Levison's failure to contact the EFF or ACLU the moment he received the first pen/trap order has led us all to waste a lot of time and resources litigating mostly peripheral issues, and probably caused a lot more hardship for Levison himself than he ever needed to get into. Meanwhile, we still don't have a clear idea of what the U.S. legal system thinks about forcing the disclosure of SSL private keys.
Of course, hindsight is 20/20, so maybe there are adequate explanations for why he thought it was a good idea to wave a middle finger in the face of the DOJ.
But in the grand scheme of things in the battle for internet freedom, I think we just missed a golden opportunity to get the courts to tackle some serious constitutional issues. Just like in all those other contempt cases where TrueCrypt drive in question obvious contained CP, or all those other surveillance cases where the defendant was a heavy uploader. Assholes, pirates, and child pornographers have rights, of course, but they usually don't make effective crusaders.
This made my day.
But this is the story of a guy without good legal representation pissing off the judge and setting bad precedent that could affect all of us.

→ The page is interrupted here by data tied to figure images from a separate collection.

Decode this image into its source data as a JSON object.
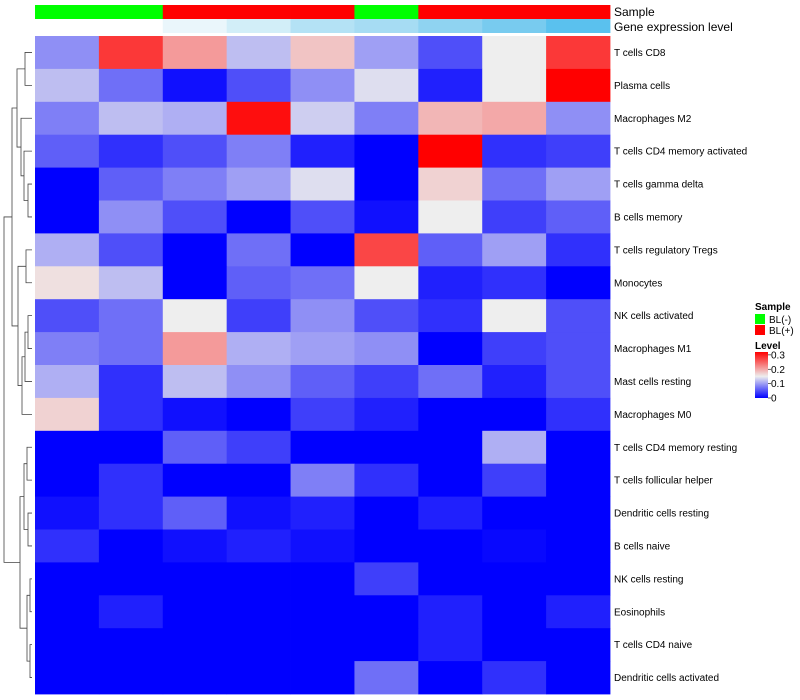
{
  "chart_data": {
    "type": "heatmap",
    "row_labels": [
      "T cells CD8",
      "Plasma cells",
      "Macrophages M2",
      "T cells CD4 memory activated",
      "T cells gamma delta",
      "B cells memory",
      "T cells regulatory  Tregs",
      "Monocytes",
      "NK cells activated",
      "Macrophages M1",
      "Mast cells resting",
      "Macrophages M0",
      "T cells CD4 memory resting",
      "T cells follicular helper",
      "Dendritic cells resting",
      "B cells naive",
      "NK cells resting",
      "Eosinophils",
      "T cells CD4 naive",
      "Dendritic cells activated"
    ],
    "values": [
      [
        0.09,
        0.28,
        0.21,
        0.12,
        0.18,
        0.1,
        0.05,
        0.15,
        0.28
      ],
      [
        0.12,
        0.07,
        0.01,
        0.05,
        0.09,
        0.14,
        0.02,
        0.15,
        0.32
      ],
      [
        0.08,
        0.12,
        0.11,
        0.31,
        0.13,
        0.08,
        0.19,
        0.2,
        0.09
      ],
      [
        0.06,
        0.03,
        0.05,
        0.08,
        0.02,
        0.0,
        0.32,
        0.03,
        0.04
      ],
      [
        0.0,
        0.06,
        0.08,
        0.1,
        0.14,
        0.0,
        0.17,
        0.07,
        0.1
      ],
      [
        0.0,
        0.09,
        0.05,
        0.0,
        0.05,
        0.01,
        0.15,
        0.04,
        0.06
      ],
      [
        0.11,
        0.05,
        0.0,
        0.07,
        0.0,
        0.27,
        0.06,
        0.1,
        0.03
      ],
      [
        0.16,
        0.12,
        0.0,
        0.06,
        0.07,
        0.15,
        0.02,
        0.03,
        0.0
      ],
      [
        0.05,
        0.07,
        0.15,
        0.04,
        0.09,
        0.05,
        0.03,
        0.15,
        0.05
      ],
      [
        0.08,
        0.07,
        0.21,
        0.11,
        0.1,
        0.09,
        0.0,
        0.04,
        0.05
      ],
      [
        0.11,
        0.03,
        0.12,
        0.09,
        0.06,
        0.04,
        0.07,
        0.02,
        0.05
      ],
      [
        0.17,
        0.03,
        0.01,
        0.0,
        0.04,
        0.02,
        0.0,
        0.0,
        0.03
      ],
      [
        0.0,
        0.0,
        0.06,
        0.04,
        0.0,
        0.0,
        0.0,
        0.11,
        0.0
      ],
      [
        0.0,
        0.03,
        0.0,
        0.0,
        0.08,
        0.03,
        0.0,
        0.04,
        0.0
      ],
      [
        0.01,
        0.03,
        0.06,
        0.01,
        0.02,
        0.0,
        0.02,
        0.0,
        0.0
      ],
      [
        0.03,
        0.0,
        0.01,
        0.02,
        0.01,
        0.0,
        0.0,
        0.005,
        0.0
      ],
      [
        0.0,
        0.0,
        0.0,
        0.0,
        0.0,
        0.04,
        0.0,
        0.0,
        0.0
      ],
      [
        0.0,
        0.02,
        0.0,
        0.0,
        0.0,
        0.0,
        0.02,
        0.0,
        0.02
      ],
      [
        0.0,
        0.0,
        0.0,
        0.0,
        0.0,
        0.0,
        0.02,
        0.0,
        0.0
      ],
      [
        0.0,
        0.0,
        0.0,
        0.0,
        0.0,
        0.07,
        0.0,
        0.03,
        0.0
      ]
    ],
    "column_annotations": {
      "sample_label": "Sample",
      "sample": [
        "BL(-)",
        "BL(-)",
        "BL(+)",
        "BL(+)",
        "BL(+)",
        "BL(-)",
        "BL(+)",
        "BL(+)",
        "BL(+)"
      ],
      "expression_label": "Gene expression level",
      "expression_colors": [
        "#ffffff",
        "#ffffff",
        "#eaf6fb",
        "#d2eef8",
        "#b4e2f5",
        "#a6dcf3",
        "#8fd3f1",
        "#78cbef",
        "#5ac1ee"
      ]
    },
    "color_scale": {
      "colors": [
        "#0000ff",
        "#eeeeee",
        "#ff0000"
      ],
      "stops": [
        0,
        0.15,
        0.32
      ],
      "range": [
        0,
        0.32
      ]
    },
    "legend": {
      "placement": "right",
      "sample_title": "Sample",
      "sample_entries": [
        {
          "label": "BL(-)",
          "color": "#00ff00"
        },
        {
          "label": "BL(+)",
          "color": "#ff0000"
        }
      ],
      "level_title": "Level",
      "level_ticks": [
        {
          "value": 0.3,
          "label": "0.3"
        },
        {
          "value": 0.2,
          "label": "0.2"
        },
        {
          "value": 0.1,
          "label": "0.1"
        },
        {
          "value": 0,
          "label": "0"
        }
      ]
    },
    "sample_colors": {
      "BL(-)": "#00ff00",
      "BL(+)": "#ff0000"
    },
    "row_dendrogram": true
  }
}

"[I object] to turning over the SSL keys because that would compromise all of the secure communications in and out of my network, including my own administrative traffic."
... into "anything remotely close to a statutory-text-based challenge to the district court’s fundamental authority under the Pen/Trap Statute"
As a lay person, it sounds like the court wasn't trying very hard.
"A party does not go far enough by raising a non-specific objection or claim"
That he didn't cite the chapter and verse which this contradicts seems like an situation where he needed a real defense lawyer.